The pipeline equivalent: close rate convergence by cohort. Each month’s leads start with a volatile win rate (small sample), then stabilize as more of the cohort reaches terminal state (closed-won or closed-lost). Early in the month, you might see 5% or 15% — meaningless noise. By month’s end, it converges to the structural rate.

This is the signal every sales manager wants and no CRM dashboard shows: how quickly does this cohort’s behavior converge to the portfolio average? A cohort that converges fast has consistent lead quality. A cohort that stays noisy has a mix — some high-quality leads inflating the rate while others drag it down.

The Implementation

HubSpot has everything you need in the data layer:

  • Deal stages = the gates
  • Stage transition timestamps = ball velocity through each gate
  • Deal properties = ball color (source, owner, campaign, amount)
  • Stage conversion rates = the bias at each peg

The HubSpot API gives you deal stage history (dealstage property with timestamps for each transition), pipeline definitions, and deal properties. That’s all the Galton board needs.
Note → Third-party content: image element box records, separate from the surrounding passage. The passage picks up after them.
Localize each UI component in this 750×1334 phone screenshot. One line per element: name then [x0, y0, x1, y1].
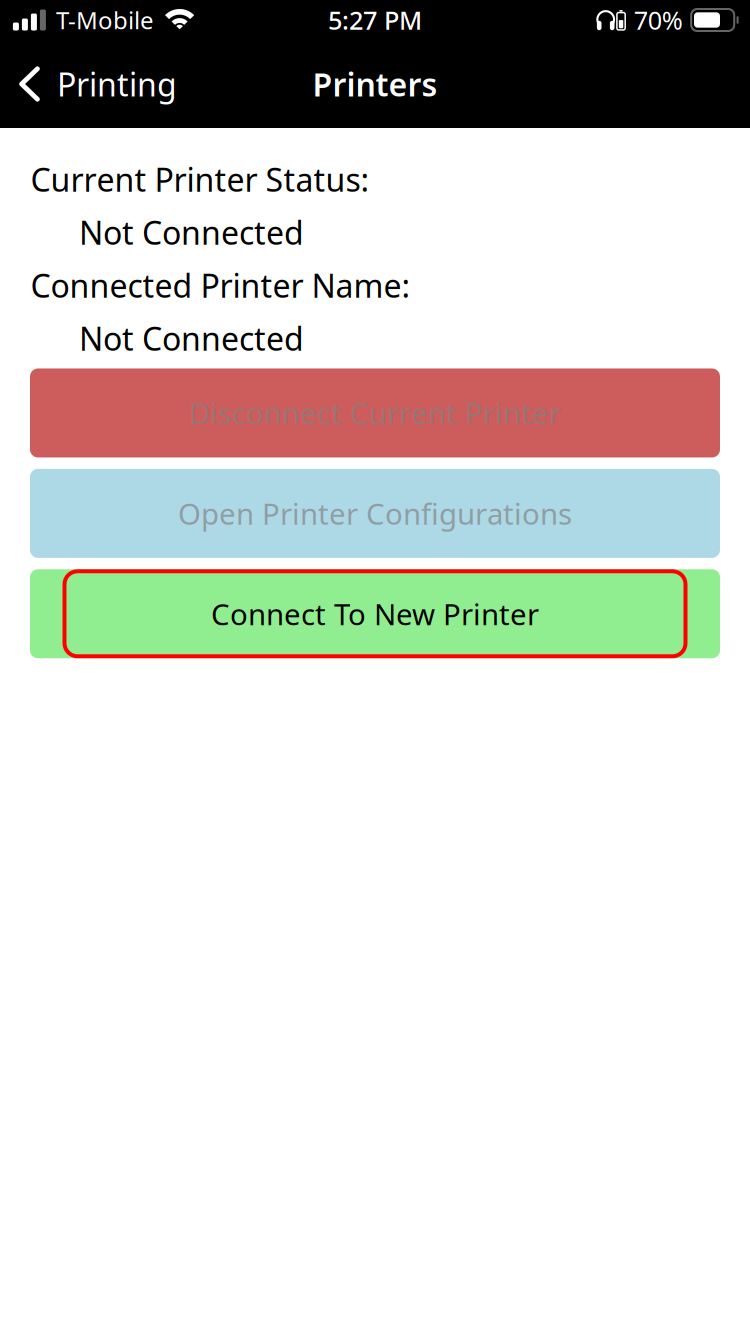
staticText: Printers [312, 63, 438, 105]
staticText: Disconnect Current Printer [189, 394, 561, 432]
staticText: Current Printer Status: [30, 158, 370, 200]
button[interactable]: Open Printer Configurations [30, 469, 720, 558]
staticText: Printing [57, 63, 177, 105]
staticText: Open Printer Configurations [178, 494, 572, 533]
button[interactable]: Connect To New Printer [30, 569, 720, 658]
staticText: 5:27 PM [328, 3, 422, 37]
staticText: Connect To New Printer [211, 594, 539, 633]
staticText: 70% [634, 3, 683, 37]
staticText: Not Connected [79, 317, 304, 360]
staticText: Connected Printer Name: [30, 264, 410, 306]
staticText: T-Mobile [56, 4, 154, 36]
button[interactable]: Disconnect Current Printer [30, 368, 720, 458]
button[interactable]: Printing [0, 40, 189, 128]
staticText: Not Connected [79, 211, 304, 254]
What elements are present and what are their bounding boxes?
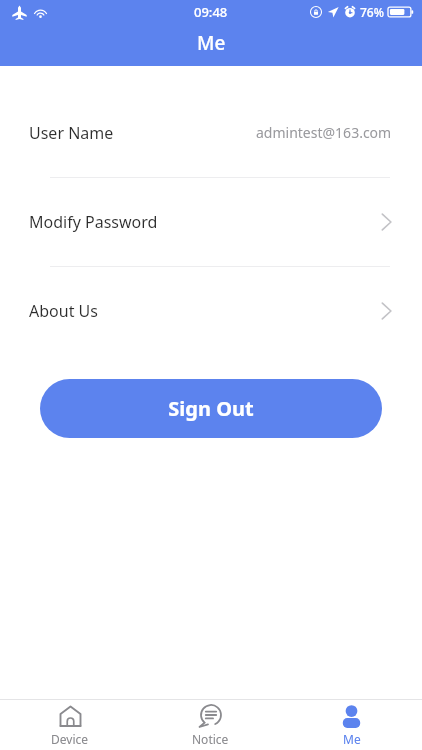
button[interactable]: About Us [0, 288, 422, 333]
staticText: Me [343, 731, 361, 747]
other: Notice [198, 704, 223, 729]
button[interactable]: Me [281, 700, 422, 750]
staticText: Notice [192, 731, 229, 747]
other: Device [58, 704, 83, 729]
button[interactable]: Modify Password [0, 199, 422, 244]
staticText: admintest@163.com [256, 123, 392, 142]
staticText: 09:48 [194, 3, 228, 21]
button[interactable]: User Name [0, 110, 422, 155]
staticText: User Name [29, 122, 114, 144]
staticText: Sign Out [168, 395, 254, 422]
other: Me [339, 704, 364, 729]
staticText: About Us [29, 300, 98, 322]
button[interactable]: Notice [140, 700, 281, 750]
button[interactable]: Sign Out [40, 379, 382, 438]
button[interactable]: Device [0, 700, 140, 750]
staticText: Device [51, 731, 89, 747]
staticText: 76% [360, 4, 384, 20]
staticText: Me [197, 30, 226, 56]
staticText: Modify Password [29, 211, 158, 233]
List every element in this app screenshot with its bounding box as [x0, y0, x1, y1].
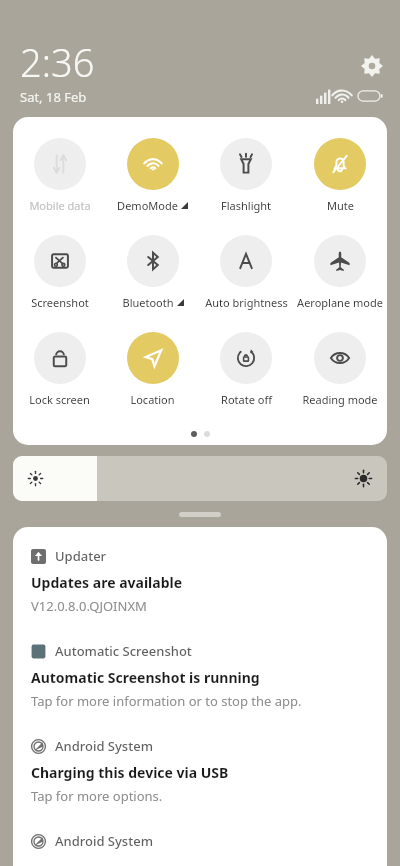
button[interactable]: Aeroplane mode: [293, 235, 387, 310]
button[interactable]: Android System: [13, 710, 387, 805]
button[interactable]: Bluetooth: [106, 235, 199, 310]
staticText: Mobile data: [29, 198, 91, 213]
staticText: DemoMode: [117, 198, 178, 213]
staticText: Android System: [55, 832, 153, 850]
staticText: Automatic Screenshot is running: [31, 668, 260, 687]
staticText: Sat, 18 Feb: [20, 88, 87, 106]
staticText: Automatic Screenshot: [55, 642, 192, 660]
staticText: V12.0.8.0.QJOINXM: [31, 597, 147, 615]
staticText: Aeroplane mode: [297, 295, 383, 310]
button[interactable]: DemoMode: [106, 138, 199, 213]
staticText: Reading mode: [302, 392, 378, 407]
button[interactable]: Flashlight: [199, 138, 293, 213]
button[interactable]: Brightness: [13, 456, 387, 501]
button[interactable]: Auto brightness: [199, 235, 293, 310]
button[interactable]: Location: [106, 332, 199, 407]
staticText: Screenshot: [31, 295, 89, 310]
button[interactable]: Reading mode: [293, 332, 387, 407]
staticText: Updater: [55, 547, 107, 565]
button[interactable]: Updater: [13, 527, 387, 615]
staticText: Bluetooth: [122, 295, 174, 310]
button[interactable]: Screenshot: [13, 235, 106, 310]
staticText: Lock screen: [29, 392, 90, 407]
button[interactable]: Lock screen: [13, 332, 106, 407]
staticText: Location: [130, 392, 175, 407]
staticText: Tap for more options.: [31, 787, 163, 805]
button[interactable]: Android System: [13, 805, 387, 850]
staticText: Auto brightness: [205, 295, 288, 310]
button[interactable]: Mobile data: [13, 138, 106, 213]
staticText: 2:36: [20, 36, 95, 88]
button[interactable]: Mute: [293, 138, 387, 213]
staticText: Rotate off: [221, 392, 272, 407]
staticText: Charging this device via USB: [31, 763, 229, 782]
staticText: Mute: [327, 198, 354, 213]
button[interactable]: Automatic Screenshot: [13, 615, 387, 710]
staticText: Android System: [55, 737, 153, 755]
staticText: Tap for more information or to stop the …: [31, 692, 302, 710]
button[interactable]: Rotate off: [199, 332, 293, 407]
staticText: Flashlight: [221, 198, 271, 213]
staticText: Updates are available: [31, 573, 183, 592]
button[interactable]: Settings: [356, 50, 388, 82]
The visualization itself is a frontend problem. D3.js or Three.js for the physics simulation. A Matter.js rigid body engine could handle the ball collisions realistically. The pegs, the gravity, the accumulation bins — all standard physics sim work.

The data pipeline:

  1. Pull deal stage history from HubSpot API
  2. Calculate per-stage conversion rates (the gate biases)
  3. For live mode: stream deal updates via webhook, drop a new ball for each deal entering the pipeline
  4. For historical mode: replay months of deals as a time-lapse, watching the distribution build

Why This Matters for Weekly Accounting

Weekly Accounting clients live in their IFMs. Revenue forecasts in the IFM are driven by the SEQ — the Statement of Economic Quality — which models the customer acquisition chain: ad spend → visitors → conversion → customers → AOV → revenue.

That chain is a Galton board. Every visitor is a ball. Every step in the funnel is a gate. The SEQ forecasts what the distribution will look like at the bottom.

But right now, the SEQ is a spreadsheet. Rows and columns. Numbers that update monthly. What if the SEQ had a visual twin — a live Galton board pulling from HubSpot, Shopify, or Google Analytics, showing the actual flow of customers through the acquisition funnel?

The spreadsheet tells you the forecast. The board shows you whether reality is converging toward it.

What We’d Build

A standalone web app. Simple. One screen.

  • Connect to HubSpot (OAuth, same flow we already have for QBO)
  • Configure which pipeline to visualize and how to color the balls
  • Watch the board run — live mode for current pipeline, replay mode for historical analysis
  • Compare time periods side by side: “Q1 board vs Q2 board — where did the bias shift?”

The board itself is the product. No dashboards, no drill-downs, no twelve-tab analytics suite. One visualization that reveals what a hundred reports obscure.


Inspired by a trading simulation on X that uses a Galton board to visualize edge compounding across thousands of trades. The same physics applies to any system where small conversion biases compound through sequential gates.